In [ ]:
# 1. Import pandas as pd and read_csv() simple.csv into a dataframe 'df' (optionally, auto-convert dates).
In [ ]:
# 2. Use df.dropna() to drop any sample that contains any Na/NaN values.
In [ ]:
# 3. Use df.dropna() with the subset keyword argument to drop those rows without a Count.
In [ ]:
# 4. Use df.fillna() to fill the NaN values in Count with 0.
In [ ]:
# 5. Use pd.to_numeric() to convert "Weird Count" to numbers.

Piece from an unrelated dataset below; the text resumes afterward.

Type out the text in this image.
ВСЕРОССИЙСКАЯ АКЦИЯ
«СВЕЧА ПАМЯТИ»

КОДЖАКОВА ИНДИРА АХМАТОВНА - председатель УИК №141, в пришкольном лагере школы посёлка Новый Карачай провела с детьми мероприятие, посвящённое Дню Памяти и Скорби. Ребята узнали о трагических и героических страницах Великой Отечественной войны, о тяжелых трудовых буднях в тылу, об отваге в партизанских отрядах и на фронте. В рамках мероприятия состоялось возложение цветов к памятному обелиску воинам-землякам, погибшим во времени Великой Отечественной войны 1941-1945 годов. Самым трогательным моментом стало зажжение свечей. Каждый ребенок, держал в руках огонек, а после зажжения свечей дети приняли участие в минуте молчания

After error, try with keyword errors='coerce'.
In [ ]:
# 6. Use str.replace('\t', '') on the column Weird Date to delete any tabs.
In [ ]:
# 7. Use .str.partition(',')[2] to chop WEEKDAY COMMA from Weird Date and make a new column.
In [ ]:
# 8. Use .str.strip() to remove any whitespace in this new column.
In [ ]:
# 9. Use pd.to_datetime() to convert the weirdly formatted dates in Less Weird Dates to pandas datetimes.
In [ ]:
# 10. Convert the nice pandas dates to month long period types using df[].dt.to_period().
In [ ]:
# 11. Convert Count to an int using the column's "astype()" method.
In [ ]:
# 12. Import numpy as np. Run pd.isnull(np.NaN). Run None == np.NaN. Run np.NaN == np.NaN. What does that tell you?
In [ ]:
# 13. Do a database style inner join of the df and a copy (df.copy()) of the dataframe on Date using pd.merge()
In [ ]:
# 14. Combine the df with a copy of the df using concat, effectively stacking the df on top of itself.
In [ ]:
# 15. Convert Count to string type using .astype(). If failure, use raise_on_error=False argument.
In [ ]:
# 16. Bin the values in Count in groups of 10. 0-9, 10-19, 20-29, etc. using pd.cut.
In [ ]:
# 17. Use pd.read_csv to read the CFPB CSB into dataframe 'df2'.
In [ ]:
# 18. Filter df2 down to ['Product', 'Sub-product', 'Complaint ID', and 'Date received']
In [ ]:
# 19. set_index() with ['Product', 'Sub-product] amd assign the result to df3.